EurActiv: Unlocking Europe’s business potential

02 February 2016

With the Commission’s strong leadership on Capital Markets Union, Europe can give its dynamic businesses the tools they need to turn 2016 into the year of the unicorn, writes Michael Collins.

At the centre of this shift is the European Commission’s Capital Markets Union Action Plan which seeks to increase funding options for Europe's businesses and to break down cross-border barriers to the free movement of capital.

These proposals, being driven by Commissioner Jonathan Hill, strike me as being different to so many of the regulatory initiatives I’ve seen during my time in Brussels, mainly because the Action Plan sets clear priorities for early action. We have already seen the publication of the revised Prospectus Directive, which aims to alleviate the administrative burdens and costs for companies seeking to raise finance on Europe’s public markets.

This practical step will unlock capital for thousands of entrepreneurs and help reinvigorate capital markets across Europe. Critically, the Prospectus Directive revision serves to show that practicality is at the heart of the Commission’s proposals. This is something I witnessed first-hand when Commissioner Hill recently toured London’s Tech City to listen to the opinions of the founders and backers of three dynamic young UK businesses: Secret Escapes, iZettle and Algomi.

What is clear is that this principle of free movement of capital and the current sense of momentum must not die. The last year has demonstrated beyond all doubt that European entrepreneurs can build and scale up companies.

So what could this coming year hold to help unlock Europe’s untapped potential?

A fully functioning venture capital market is crucial in helping small and medium sized enterprises become global champions and increase the dynamism of our economy. If European venture capital markets were as mature as those in the US, Jonathan Hill said in his speech to launch the Capital Markets Union Action Plan, companies would have raised an extra €90 billion over the last five years.

The proposals to create a pan-European venture capital ‘fund-of-funds’ – on which the Commission is set to provide further details later this year – will be critical. At around €60 million, the average European venture capital fund is only half the size of that in the US. Given large institutional investors, including pension funds and insurers, are often unable to commit less than €20 million to make their asset allocation efficient and effective, many who may otherwise want to commit to a venture fall at the first hurdle.

I’m hoping 2016 will be the year a model that encourages more institutional investor participation in the asset class is introduced. Let me be clear, this is not about putting ever more public money into the asset class: 35% of capital currently committed to European ventures already comes from national and regional governments in Europe and the European Investment Fund. This is about leveraging these funds, increasing the scale of venture capital funds and using them as a catalyst for private sector investment.

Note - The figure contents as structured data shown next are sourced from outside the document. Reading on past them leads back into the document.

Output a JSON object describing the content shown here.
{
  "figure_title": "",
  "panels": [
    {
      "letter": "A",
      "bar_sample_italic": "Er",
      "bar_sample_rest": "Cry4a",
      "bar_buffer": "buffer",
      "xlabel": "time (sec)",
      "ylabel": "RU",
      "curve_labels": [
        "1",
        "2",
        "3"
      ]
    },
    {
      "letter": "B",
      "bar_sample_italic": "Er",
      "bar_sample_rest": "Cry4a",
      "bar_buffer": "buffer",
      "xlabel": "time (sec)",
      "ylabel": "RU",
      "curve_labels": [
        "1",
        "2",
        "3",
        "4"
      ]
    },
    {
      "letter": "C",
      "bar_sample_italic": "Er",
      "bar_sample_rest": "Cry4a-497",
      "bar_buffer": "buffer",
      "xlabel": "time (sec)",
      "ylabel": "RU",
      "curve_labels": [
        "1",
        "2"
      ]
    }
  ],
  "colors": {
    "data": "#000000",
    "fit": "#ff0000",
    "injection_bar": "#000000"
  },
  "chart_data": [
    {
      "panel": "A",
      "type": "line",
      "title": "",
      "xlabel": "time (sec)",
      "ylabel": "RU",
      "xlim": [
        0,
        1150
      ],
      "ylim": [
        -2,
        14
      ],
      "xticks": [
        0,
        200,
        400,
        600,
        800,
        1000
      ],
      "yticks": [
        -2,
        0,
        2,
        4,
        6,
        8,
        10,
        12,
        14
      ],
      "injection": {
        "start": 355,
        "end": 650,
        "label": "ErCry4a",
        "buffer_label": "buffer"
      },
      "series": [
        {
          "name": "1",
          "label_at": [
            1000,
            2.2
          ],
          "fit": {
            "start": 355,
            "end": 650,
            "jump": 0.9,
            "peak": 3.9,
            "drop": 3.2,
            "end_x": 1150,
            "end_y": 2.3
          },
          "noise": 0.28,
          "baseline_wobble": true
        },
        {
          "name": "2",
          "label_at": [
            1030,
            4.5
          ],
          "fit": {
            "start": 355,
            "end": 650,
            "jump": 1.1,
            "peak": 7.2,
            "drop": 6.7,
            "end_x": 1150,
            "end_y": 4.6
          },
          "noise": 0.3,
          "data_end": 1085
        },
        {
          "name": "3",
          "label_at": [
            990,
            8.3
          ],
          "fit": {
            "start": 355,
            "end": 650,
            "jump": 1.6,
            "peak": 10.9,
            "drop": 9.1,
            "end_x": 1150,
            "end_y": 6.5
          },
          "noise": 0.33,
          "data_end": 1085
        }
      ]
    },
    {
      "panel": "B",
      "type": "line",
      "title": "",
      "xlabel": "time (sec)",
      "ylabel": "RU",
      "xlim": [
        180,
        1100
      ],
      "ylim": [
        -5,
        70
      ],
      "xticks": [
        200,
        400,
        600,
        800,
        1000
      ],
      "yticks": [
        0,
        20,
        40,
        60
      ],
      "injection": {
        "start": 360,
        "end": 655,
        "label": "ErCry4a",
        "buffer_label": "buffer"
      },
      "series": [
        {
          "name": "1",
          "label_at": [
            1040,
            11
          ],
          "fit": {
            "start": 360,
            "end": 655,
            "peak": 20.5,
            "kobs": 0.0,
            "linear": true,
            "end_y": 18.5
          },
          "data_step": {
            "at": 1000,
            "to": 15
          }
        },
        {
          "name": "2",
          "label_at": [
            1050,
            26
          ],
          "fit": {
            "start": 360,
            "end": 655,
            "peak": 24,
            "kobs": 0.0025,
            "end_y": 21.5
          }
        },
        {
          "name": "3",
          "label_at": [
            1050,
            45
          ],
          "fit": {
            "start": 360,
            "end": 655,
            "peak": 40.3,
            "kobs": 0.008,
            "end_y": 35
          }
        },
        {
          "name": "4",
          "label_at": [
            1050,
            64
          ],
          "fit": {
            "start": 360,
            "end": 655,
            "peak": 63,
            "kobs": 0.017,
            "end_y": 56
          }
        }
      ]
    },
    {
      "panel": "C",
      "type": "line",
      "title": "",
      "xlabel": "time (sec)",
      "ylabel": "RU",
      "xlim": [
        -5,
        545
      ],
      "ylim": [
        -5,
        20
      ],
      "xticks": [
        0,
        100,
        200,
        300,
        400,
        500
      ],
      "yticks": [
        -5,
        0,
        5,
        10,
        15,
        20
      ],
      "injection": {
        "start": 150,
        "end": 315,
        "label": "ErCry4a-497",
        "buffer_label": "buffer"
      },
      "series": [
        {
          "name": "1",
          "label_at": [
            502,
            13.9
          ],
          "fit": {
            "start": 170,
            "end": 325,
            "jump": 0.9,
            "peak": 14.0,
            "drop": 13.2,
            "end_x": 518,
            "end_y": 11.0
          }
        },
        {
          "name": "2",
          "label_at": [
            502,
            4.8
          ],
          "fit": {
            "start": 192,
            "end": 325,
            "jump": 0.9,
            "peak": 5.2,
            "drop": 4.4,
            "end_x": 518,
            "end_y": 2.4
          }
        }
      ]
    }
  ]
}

Fund-of-funds managers have experience of working and attracting mainstream investors, which could include Canadian pension funds, Asian sovereign wealth funds and European insurers. They also possess the skills required to identify and invest in managers capable of consistently delivering the best returns. Not all companies have this ability or can point to a sufficiently long track record to attract the financial support they need to evolve.